Rolls can draw a line under the matter and move on. The SFO can be applauded for what is a very significant enforcement resolution in its favour.
The SFO Press Release records serious misconduct, namely, “…12 counts of conspiracy to corrupt, false accounting and failure to prevent bribery….[spanning] three decades and involves Rolls-Royce’s Civil Aerospace and Defence Aerospace businesses and its former Energy business and relates to the sale of aero engines, energy systems and related services. The conduct covered by the UK DPA took place across seven jurisdictions: Indonesia, Thailand, India, Russia, Nigeria, China and Malaysia.”
In his judgment Sir Brian Leveson recorded:
“My reaction when first considering these papers was that if Rolls-Royce were not to be prosecuted in the context of such egregious criminality over decades, involving countries around the world, making truly vast corrupt payments and, consequentially, even greater profits, then it was difficult to see when any company would be prosecuted. A possible exception could be the corporate vehicle for fraud, set up for that purpose and, in the public interest, requiring dissolution (although that also might be achieved in different ways). As for the non-penal consequences of conviction, the purpose of the procurement rules is specifically to discourage corruption and they should not be circumvented.”
That said, taking into account numerous factors Sir Brian concludes:
“In the circumstances, subject to the terms being fair, reasonable and proportionate, I have come to the conclusion that it is in the interests of justice that the conduct of Rolls-Royce be resolved through the mechanism of a DPA.”
This is the correct result.
As David Green, Director of the SFO once said the key to a DPA is Co-operation, co-operation, co-operation. It would be unfair and arbitrary that the availability of whether or not a business could garner a DPA could come down to a timing issue, namely whether the SFO found out about it first.
Rolls Royce’ DPA confirms that DPA’s will be on the table, in appropriate circumstances, whether or not a company has Self Reported (which Rolls Royce did not).
With extensive reference to co-operation a DPA has been agreed and on top of that an additional discount of 16.7% on top of the standard 33.3% (available in the context of an early guilty plea) was provided.
All this is sensible stuff while at the same time a very substantial penalty and disgorgement has been meted out, instantly catapulting the Rolls bribery enforcement resolution into the top five of ‘FCPA’ settlements of all time;if not the top three.
Opinion
A core goal of the DPA regime has always been to encourage Self Reporting.
Rolls DPA blows out of the water the SFO the argument that absent a Self Report a DPA is not on the table.
As a result, the courts will need to do more to incentivise corporate Self Reporting (we have long been arguing for this).

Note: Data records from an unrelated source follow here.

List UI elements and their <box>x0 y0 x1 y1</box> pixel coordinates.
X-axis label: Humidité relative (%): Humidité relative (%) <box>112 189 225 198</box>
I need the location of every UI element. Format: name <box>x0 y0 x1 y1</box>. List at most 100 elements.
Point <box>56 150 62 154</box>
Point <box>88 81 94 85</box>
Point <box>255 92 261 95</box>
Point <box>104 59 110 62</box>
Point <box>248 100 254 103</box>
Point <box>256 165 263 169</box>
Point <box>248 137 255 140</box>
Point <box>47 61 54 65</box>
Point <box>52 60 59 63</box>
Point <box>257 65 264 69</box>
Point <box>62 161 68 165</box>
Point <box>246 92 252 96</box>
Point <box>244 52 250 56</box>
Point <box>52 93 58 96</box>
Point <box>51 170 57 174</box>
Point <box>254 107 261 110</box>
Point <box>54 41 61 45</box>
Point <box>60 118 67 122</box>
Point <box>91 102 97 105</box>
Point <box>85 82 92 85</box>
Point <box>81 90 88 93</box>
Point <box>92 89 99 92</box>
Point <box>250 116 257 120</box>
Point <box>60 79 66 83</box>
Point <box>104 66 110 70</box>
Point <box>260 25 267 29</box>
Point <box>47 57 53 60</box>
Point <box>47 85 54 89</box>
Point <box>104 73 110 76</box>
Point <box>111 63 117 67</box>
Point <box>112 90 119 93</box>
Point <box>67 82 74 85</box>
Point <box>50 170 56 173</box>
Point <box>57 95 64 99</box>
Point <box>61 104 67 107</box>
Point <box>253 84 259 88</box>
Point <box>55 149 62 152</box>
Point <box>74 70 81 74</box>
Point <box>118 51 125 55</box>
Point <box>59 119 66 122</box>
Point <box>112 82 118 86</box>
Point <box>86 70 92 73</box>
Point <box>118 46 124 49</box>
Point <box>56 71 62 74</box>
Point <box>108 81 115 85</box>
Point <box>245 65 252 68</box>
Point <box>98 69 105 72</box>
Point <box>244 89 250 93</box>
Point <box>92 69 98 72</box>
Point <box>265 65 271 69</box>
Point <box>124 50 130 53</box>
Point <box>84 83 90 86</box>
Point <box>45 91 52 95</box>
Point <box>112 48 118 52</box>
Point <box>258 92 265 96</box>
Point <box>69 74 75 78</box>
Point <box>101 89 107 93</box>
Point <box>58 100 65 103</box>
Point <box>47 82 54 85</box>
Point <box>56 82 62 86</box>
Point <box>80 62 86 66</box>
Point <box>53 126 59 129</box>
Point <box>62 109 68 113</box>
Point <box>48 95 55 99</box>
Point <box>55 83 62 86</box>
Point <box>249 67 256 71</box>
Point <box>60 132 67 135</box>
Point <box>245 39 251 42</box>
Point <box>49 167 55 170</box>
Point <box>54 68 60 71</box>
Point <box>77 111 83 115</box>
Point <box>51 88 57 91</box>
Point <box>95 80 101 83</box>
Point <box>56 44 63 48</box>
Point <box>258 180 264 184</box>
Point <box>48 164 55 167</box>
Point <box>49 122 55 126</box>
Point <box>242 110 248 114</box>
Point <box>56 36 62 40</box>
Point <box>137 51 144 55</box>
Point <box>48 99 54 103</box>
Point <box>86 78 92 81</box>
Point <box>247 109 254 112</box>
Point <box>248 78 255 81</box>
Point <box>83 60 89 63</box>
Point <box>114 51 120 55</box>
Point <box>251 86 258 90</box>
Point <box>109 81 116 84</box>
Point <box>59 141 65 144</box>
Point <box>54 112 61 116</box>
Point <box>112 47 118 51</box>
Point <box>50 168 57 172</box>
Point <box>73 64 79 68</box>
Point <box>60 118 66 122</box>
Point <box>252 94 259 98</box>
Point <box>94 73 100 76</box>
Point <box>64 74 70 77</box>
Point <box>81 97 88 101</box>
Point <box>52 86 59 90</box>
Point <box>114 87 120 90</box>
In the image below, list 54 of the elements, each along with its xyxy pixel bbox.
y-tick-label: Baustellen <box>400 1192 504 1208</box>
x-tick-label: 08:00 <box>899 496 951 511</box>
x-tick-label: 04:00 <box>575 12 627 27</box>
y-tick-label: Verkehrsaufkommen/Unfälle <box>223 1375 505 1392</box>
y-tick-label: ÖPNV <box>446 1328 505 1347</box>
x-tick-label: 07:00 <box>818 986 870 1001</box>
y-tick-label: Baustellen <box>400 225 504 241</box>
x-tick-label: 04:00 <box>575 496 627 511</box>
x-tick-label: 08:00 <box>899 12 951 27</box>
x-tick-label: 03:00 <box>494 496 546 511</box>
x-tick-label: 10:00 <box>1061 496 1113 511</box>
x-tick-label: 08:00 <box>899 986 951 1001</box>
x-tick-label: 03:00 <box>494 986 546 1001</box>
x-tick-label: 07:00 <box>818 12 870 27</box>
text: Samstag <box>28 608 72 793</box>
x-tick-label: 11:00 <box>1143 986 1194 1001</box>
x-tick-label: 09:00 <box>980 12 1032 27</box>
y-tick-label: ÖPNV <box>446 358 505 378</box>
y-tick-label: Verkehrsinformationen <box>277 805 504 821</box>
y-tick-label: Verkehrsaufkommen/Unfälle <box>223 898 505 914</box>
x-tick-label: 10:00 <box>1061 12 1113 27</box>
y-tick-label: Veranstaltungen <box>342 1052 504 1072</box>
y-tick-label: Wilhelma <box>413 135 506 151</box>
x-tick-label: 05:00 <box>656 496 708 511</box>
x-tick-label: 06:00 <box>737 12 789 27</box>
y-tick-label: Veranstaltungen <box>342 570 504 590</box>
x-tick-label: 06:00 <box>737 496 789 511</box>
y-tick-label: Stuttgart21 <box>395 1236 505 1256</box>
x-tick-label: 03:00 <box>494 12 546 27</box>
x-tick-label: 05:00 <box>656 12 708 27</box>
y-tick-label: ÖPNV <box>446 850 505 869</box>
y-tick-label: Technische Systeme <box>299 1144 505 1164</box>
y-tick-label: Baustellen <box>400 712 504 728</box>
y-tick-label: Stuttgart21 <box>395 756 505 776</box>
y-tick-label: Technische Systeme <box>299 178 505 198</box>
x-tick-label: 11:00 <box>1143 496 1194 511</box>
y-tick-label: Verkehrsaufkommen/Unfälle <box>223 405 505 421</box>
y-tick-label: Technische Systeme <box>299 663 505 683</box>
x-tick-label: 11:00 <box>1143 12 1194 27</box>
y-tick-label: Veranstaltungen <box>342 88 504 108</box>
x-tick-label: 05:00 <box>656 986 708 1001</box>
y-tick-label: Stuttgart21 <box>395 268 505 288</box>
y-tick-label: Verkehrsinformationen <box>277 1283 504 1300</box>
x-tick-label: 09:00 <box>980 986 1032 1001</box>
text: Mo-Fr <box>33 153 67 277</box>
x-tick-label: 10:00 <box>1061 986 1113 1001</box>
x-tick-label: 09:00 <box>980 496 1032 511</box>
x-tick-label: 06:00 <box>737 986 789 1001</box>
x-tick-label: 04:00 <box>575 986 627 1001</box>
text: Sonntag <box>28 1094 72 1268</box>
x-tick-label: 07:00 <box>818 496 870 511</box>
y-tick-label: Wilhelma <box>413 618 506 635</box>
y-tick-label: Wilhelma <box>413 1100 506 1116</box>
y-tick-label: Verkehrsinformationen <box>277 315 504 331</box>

What incentives a Board to Self Report misconduct in circumstances where it is still possible to obtain a DPA and obtain a 50% discount without doing so?
The answer: companies who Self Report should received much bigger discounts.
We consider that the UK should follow the US lead (again) and offer a discount of up to and including 100% off of a penalty/fine. Disgorgement orders would still be made.
If Boards are to seriously consider Self Reporting they must have a clear economic choice in front of them.
That choice needs to be that the cost of not Self Reporting could, if the conduct is uncovered, be substantially more than if the Company Self Reports, taking into account all attendant costs and expenses.
Faced with this choice the Board of Directors would need to consider whether they were properly performing their fiduciary duty to the Company in gambling on not getting caught in light of the relative additional economic downside to the corporate if the company is caught out.
The risk of class action law suits against Directors personally in circumstances where they took a decision not to Self Report which subsequently resulted in significant extra cost to a corporate would focus the mind and create a meaningful topic for debate at the highest level.